Aziz takes stand for Saddam

IRAQ'S former deputy prime minister, Tariq Aziz, made his first public appearance in three years on the stand for Saddam Hussein yesterday, calling on the court to try current leaders for attacks on the state in the 1980s.

Aziz, 70 - who appeared in public for the first time since the 2003 US-led invasion, during which he turned himself in to US forces - is the most famous Saddam-era figure to take the stand so far in the seven-month-old trial.

Aziz insisted Saddam had no choice but to crack down in the Shiite town of Dujail after a shooting attack on his motorcade there on 8 July, 1982, blamed on the Shiite Dawa Party backed by Iran. "It was an assassination attempt against the president, and this party also tried to assassinate me in 1980," Aziz said. "If the head of state comes under attack, the state is required by law to take action.

"If the suspects are caught with weapons, it's only natural they should be arrested and put on trial."

Aziz's lawyers and family have said he has heart problems and have been pressing for the US military to allow him to get treatment abroad, though US officials have insisted he gets adequate care in prison.

Aziz, known during his time in office for his designer suits, wore pyjamas in the witness stand and looked pale and weak.

Though his voice was hoarse, he spoke firmly and launched into a lively denunciation of the Dawa Party, to which the head of Iraq's current government, Nouri al-Maliki, and his predecessor, Ibrahim al-Jaafari, belong.

He said Dawa Party activists threw a hand-grenade at him during an April 1980 visit to Baghdad's Mustansiriya University, an attack he claimed killed dozens of students.

When the chief judge, Raouf Abdel-Rahman, told him to stick to the Dujail case, he protested that the Dujail shooting was "part of a series of attacks and assassination attempts by this group".

He told the court: "I'm a victim of a criminal act conducted by this party, which is in power right now.
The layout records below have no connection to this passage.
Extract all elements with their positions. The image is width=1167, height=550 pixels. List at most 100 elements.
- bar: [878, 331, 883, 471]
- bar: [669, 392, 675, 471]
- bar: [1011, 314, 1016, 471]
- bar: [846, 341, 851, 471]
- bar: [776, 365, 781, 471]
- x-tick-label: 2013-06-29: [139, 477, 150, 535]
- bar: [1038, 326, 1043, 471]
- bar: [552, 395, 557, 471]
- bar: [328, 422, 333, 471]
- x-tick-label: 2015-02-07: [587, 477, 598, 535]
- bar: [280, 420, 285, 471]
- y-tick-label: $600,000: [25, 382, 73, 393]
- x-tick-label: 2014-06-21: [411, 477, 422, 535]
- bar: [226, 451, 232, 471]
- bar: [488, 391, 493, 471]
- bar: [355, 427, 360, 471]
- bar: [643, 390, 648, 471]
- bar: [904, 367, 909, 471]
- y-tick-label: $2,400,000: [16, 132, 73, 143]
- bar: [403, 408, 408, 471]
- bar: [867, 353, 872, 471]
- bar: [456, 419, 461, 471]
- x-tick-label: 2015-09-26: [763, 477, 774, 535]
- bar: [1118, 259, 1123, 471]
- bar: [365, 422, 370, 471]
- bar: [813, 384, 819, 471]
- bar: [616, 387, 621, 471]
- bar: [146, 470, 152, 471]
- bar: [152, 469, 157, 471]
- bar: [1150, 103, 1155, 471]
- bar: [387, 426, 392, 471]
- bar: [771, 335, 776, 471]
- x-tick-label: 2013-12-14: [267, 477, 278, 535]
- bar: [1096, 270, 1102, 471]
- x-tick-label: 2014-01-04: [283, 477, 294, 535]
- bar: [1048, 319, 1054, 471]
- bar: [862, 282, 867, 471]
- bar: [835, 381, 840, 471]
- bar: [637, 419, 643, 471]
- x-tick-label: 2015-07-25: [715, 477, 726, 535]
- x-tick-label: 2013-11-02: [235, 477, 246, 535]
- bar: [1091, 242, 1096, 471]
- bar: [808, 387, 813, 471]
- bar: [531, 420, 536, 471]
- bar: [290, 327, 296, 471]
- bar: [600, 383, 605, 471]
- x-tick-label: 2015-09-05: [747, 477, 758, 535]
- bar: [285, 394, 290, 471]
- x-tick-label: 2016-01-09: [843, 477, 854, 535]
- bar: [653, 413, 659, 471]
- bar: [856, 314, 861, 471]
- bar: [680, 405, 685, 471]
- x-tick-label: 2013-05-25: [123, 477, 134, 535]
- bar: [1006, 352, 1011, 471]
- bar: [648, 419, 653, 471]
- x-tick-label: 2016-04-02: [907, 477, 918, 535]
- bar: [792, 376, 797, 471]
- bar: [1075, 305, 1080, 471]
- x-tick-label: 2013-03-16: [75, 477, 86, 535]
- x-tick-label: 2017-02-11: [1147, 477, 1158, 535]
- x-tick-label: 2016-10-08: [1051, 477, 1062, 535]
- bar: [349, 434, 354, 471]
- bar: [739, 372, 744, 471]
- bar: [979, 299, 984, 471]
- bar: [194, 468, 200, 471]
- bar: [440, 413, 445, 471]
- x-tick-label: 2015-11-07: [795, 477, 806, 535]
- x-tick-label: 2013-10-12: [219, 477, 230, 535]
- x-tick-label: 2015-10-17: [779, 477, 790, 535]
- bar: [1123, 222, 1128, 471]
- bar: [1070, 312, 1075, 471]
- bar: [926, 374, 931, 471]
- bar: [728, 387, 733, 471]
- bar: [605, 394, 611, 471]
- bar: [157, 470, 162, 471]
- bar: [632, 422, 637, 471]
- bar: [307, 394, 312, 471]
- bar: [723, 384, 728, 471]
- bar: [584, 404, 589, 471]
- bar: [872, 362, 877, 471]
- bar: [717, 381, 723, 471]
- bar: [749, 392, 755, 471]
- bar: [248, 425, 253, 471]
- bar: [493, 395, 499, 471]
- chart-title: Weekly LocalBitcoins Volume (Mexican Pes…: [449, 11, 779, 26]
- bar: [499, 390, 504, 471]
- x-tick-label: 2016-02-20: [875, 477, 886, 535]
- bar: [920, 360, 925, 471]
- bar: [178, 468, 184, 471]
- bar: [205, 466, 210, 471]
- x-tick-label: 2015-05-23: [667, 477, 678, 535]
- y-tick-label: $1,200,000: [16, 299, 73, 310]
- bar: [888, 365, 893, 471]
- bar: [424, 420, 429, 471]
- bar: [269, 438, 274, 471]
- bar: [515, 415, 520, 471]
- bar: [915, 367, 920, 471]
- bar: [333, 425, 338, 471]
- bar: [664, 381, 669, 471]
So put it on trial. Its leader was the prime minister and his deputy is the prime minister right now and they killed innocent Iraqis in 1980."
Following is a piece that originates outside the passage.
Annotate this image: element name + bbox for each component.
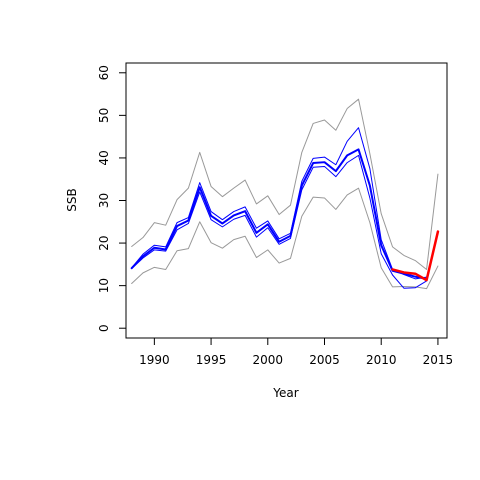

He insisted that in government meetings following the shooting, Saddam did not bring up Dujail and never ordered his co-defendants - former Mukhabarat intelligence chief Barzan Ibrahim and former Revolutionary Command Council member Taha Yassin Ramadan - to carry out the wave of arrests in Dujail.
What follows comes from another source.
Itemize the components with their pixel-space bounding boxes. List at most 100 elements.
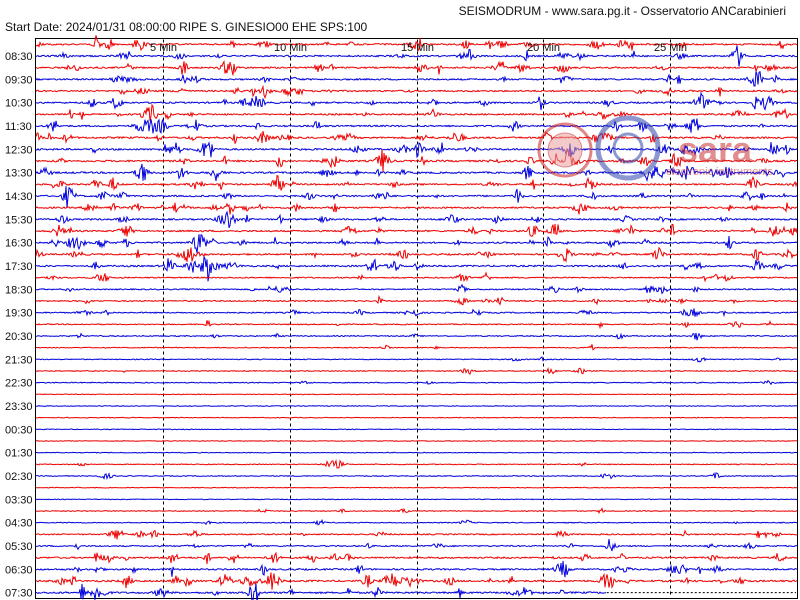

The defence has been making its case for two weeks in the trial of Saddam and seven other former regime members on charges of crimes against humanity in the Dujail crackdown. Hundreds of Shiite men, women and children were arrested, some allegedly tortured to death and 148 were ordered sent to the gallows.

Saddam and his co-defendants could face execution by hanging if convicted of the charges.

During Saddam's rule, Aziz was seen as the regime's more humane and urbane face at home and abroad. He often represented it at the United Nations. He remains in US custody and could face a future trial, though prosecutors in the special tribunal trying former regime elements have not decided on any charges.